Both laptops are elite gaming powerhouses built on the same Blackwell GPU foundation, but they target subtly different buyers. The Asus ROG Strix Scar 18 (2025) G835LX is the more compact and lighter choice, offering a 2560x1600 anti-reflection display, Dolby Atmos audio, 3D facial recognition, and a dual-microphone setup — making it the better pick for users who value portability and immersive multimedia features.

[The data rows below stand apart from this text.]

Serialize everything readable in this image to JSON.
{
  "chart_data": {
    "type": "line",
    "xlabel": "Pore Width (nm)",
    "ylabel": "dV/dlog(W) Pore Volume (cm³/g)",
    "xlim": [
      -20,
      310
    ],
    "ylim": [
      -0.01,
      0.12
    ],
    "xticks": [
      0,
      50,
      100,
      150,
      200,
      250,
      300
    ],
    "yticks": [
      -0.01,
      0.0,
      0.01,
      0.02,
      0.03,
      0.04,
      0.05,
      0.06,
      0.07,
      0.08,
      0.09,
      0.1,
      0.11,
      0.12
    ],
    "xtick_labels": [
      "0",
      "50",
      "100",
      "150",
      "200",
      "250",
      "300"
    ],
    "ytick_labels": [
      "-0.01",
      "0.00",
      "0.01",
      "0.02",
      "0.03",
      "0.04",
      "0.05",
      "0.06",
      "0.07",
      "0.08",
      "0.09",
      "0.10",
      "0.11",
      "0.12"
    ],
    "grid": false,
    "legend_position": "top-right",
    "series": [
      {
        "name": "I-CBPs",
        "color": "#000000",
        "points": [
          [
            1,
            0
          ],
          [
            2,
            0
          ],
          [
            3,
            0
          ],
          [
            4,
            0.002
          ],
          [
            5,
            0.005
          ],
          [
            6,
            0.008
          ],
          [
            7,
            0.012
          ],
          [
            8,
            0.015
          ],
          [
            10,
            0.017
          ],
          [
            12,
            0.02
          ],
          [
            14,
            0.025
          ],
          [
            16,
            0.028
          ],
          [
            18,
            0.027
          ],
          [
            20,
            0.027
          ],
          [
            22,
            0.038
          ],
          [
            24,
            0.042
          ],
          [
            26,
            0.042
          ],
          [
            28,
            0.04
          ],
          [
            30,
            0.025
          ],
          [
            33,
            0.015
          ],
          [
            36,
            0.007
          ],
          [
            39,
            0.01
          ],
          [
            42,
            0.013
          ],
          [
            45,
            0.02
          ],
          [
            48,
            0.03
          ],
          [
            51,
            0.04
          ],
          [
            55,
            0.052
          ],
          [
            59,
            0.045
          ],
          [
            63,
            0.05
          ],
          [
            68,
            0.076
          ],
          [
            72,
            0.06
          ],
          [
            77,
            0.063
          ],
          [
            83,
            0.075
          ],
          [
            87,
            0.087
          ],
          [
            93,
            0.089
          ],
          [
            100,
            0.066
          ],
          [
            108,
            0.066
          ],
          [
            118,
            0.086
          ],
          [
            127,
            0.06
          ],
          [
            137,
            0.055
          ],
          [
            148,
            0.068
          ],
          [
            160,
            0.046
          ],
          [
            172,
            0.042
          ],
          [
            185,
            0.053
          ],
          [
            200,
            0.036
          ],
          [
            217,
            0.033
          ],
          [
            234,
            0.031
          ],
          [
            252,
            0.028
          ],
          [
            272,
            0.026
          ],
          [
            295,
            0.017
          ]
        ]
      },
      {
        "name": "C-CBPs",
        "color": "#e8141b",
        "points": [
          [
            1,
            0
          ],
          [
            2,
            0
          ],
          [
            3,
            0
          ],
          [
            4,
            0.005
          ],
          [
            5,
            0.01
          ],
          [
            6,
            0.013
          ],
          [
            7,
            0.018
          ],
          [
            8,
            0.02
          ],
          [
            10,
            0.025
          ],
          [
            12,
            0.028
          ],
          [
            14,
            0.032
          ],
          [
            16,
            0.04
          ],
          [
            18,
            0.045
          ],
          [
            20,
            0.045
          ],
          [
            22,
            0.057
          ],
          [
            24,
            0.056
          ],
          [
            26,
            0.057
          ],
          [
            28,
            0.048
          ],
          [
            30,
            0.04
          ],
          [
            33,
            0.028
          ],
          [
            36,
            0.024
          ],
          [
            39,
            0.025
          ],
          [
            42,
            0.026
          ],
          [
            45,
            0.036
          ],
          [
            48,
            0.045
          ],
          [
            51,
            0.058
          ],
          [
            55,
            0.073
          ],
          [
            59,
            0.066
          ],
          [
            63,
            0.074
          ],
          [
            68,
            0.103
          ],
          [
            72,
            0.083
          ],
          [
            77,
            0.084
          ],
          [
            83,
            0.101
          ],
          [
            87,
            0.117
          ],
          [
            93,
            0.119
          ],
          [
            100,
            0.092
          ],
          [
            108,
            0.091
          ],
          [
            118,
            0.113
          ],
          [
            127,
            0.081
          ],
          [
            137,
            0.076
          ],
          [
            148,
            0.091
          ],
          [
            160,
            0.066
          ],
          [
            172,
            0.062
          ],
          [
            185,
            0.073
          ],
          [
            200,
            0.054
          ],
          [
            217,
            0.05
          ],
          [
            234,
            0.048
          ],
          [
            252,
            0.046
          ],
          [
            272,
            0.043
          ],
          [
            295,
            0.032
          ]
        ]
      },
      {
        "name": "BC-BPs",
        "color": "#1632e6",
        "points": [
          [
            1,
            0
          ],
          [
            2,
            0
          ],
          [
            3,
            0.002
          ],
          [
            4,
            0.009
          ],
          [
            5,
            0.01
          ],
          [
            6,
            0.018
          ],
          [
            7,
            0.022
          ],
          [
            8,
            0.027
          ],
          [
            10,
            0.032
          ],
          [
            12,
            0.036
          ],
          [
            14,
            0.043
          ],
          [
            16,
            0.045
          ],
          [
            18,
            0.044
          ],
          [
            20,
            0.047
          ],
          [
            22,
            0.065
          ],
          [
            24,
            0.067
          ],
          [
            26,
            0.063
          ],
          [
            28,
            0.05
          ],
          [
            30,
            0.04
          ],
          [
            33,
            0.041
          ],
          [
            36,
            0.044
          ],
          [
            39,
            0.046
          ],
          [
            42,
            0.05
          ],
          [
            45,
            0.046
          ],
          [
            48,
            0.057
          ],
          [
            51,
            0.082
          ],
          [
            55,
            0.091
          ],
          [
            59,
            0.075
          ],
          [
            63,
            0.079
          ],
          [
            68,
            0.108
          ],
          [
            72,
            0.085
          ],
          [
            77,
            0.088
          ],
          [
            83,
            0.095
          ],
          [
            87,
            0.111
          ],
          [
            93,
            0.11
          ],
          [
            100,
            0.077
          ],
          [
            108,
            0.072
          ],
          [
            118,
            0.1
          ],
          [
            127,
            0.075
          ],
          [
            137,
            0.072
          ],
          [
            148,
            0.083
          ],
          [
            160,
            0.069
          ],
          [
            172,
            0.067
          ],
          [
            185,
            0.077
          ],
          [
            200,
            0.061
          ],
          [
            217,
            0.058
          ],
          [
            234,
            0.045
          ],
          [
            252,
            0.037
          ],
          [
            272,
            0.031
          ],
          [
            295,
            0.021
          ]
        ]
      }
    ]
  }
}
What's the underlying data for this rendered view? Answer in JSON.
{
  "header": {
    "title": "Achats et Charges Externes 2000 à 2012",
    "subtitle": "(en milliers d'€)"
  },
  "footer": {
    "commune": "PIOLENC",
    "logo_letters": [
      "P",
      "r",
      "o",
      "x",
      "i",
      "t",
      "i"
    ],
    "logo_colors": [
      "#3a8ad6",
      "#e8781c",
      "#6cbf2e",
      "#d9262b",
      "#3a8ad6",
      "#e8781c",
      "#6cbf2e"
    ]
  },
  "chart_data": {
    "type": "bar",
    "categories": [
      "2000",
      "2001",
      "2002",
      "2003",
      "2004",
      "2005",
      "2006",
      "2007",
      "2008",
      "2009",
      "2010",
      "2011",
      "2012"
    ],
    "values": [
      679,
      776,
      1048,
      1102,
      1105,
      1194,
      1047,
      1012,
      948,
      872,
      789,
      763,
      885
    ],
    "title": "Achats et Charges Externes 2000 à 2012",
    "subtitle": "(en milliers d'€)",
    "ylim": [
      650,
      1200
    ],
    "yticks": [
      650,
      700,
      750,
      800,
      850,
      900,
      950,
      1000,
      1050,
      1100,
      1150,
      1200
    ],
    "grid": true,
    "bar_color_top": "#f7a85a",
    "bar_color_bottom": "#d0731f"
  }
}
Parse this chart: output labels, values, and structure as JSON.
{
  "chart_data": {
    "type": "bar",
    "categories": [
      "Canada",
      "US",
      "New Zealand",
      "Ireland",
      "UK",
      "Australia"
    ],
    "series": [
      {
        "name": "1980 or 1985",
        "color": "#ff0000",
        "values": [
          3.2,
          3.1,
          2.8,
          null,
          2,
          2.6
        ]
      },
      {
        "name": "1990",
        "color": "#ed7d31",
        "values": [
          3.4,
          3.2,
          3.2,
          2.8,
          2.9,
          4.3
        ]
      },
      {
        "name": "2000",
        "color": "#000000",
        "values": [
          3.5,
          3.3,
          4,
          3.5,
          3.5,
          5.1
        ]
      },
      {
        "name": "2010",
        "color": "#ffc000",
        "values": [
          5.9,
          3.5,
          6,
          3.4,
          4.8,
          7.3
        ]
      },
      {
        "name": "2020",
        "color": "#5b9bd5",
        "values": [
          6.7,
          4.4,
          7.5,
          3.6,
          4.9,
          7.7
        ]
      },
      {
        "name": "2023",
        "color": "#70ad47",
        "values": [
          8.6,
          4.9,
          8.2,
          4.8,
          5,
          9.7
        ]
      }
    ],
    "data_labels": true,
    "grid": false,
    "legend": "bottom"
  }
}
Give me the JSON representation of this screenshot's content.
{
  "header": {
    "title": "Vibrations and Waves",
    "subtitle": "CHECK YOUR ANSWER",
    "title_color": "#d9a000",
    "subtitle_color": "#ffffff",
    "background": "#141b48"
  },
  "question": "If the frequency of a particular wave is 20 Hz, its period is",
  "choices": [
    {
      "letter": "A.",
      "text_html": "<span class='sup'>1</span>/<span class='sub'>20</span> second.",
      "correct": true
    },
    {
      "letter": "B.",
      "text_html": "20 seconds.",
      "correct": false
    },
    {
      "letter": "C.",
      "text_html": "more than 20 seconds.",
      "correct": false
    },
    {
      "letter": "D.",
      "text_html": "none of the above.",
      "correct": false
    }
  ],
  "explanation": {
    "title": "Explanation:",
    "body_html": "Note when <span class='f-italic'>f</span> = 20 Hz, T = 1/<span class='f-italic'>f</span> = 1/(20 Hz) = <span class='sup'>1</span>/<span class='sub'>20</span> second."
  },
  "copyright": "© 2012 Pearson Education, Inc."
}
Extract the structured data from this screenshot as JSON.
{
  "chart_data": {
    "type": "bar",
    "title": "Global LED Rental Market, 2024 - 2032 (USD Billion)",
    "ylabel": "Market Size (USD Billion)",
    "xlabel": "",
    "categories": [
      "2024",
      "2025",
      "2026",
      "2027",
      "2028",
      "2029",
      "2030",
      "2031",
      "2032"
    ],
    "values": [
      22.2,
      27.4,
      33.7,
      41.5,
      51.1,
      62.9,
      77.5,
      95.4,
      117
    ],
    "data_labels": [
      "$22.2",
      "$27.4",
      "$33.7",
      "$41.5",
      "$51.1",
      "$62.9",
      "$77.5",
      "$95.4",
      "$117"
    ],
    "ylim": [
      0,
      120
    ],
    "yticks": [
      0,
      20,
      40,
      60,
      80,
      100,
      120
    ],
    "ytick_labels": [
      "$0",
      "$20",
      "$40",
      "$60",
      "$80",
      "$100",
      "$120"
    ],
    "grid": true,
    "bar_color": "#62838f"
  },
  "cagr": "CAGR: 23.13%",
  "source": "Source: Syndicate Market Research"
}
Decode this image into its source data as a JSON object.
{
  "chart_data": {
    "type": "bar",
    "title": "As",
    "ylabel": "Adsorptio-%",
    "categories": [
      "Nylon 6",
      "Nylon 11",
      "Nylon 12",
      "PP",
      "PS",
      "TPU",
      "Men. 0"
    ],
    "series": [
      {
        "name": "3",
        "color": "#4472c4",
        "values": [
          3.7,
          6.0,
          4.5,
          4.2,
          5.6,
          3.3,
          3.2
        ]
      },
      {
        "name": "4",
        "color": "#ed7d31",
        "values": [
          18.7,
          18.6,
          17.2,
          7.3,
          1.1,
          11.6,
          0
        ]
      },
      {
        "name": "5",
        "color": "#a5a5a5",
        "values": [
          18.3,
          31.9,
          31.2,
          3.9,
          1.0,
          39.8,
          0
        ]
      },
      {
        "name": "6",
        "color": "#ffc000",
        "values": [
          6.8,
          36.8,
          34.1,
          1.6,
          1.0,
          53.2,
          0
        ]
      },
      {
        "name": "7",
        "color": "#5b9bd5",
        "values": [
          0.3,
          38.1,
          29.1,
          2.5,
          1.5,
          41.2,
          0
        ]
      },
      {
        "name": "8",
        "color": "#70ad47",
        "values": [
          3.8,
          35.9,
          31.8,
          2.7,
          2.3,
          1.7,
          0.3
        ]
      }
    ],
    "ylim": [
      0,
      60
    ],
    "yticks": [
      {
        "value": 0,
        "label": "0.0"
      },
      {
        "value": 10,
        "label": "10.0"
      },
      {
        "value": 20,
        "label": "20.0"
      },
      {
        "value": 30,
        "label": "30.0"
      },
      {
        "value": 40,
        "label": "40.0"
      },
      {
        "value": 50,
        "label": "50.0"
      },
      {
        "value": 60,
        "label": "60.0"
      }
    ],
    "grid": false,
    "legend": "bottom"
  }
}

The MSI Titan 18 HX AI A2XW (2025), on the other hand, dominates on raw workstation-grade specs: its 96GB of high-speed RAM, massive 6TB of internal storage, a sharper 3840x2400 display, and superior PassMark scores make it the clear choice for content creators and power users who demand the absolute maximum from their hardware and never compromise on memory or storage headroom.

Asus ROG Strix Scar 18 (2025) G835LX 18
Buy Asus ROG Strix Scar 18 (2025) G835LX 18" Intel Core Ultra 9 275HX 2.7GHz / Nvidia GeForce RTX 5090 Laptop / 32GB RAM / 2TB SSD if...

Buy the Asus ROG Strix Scar 18 (2025) G835LX 18″ Intel Core Ultra 9 275HX 2.7GHz / Nvidia GeForce RTX 5090 Laptop / 32GB RAM / 2TB SSD if you want a lighter, more compact gaming laptop with an anti-reflection display, Dolby Atmos support, and 3D facial recognition at a lower entry-level RAM and storage configuration.

MSI Titan 18 HX AI A2XW (2025) 18
Buy MSI Titan 18 HX AI A2XW (2025) 18" if...

Buy the MSI Titan 18 HX AI A2XW (2025) 18″ if you need maximum memory with 96GB of RAM, vastly more internal storage at 6TB, a sharper 4K display, and higher benchmark scores for demanding creative or professional workloads alongside elite gaming performance.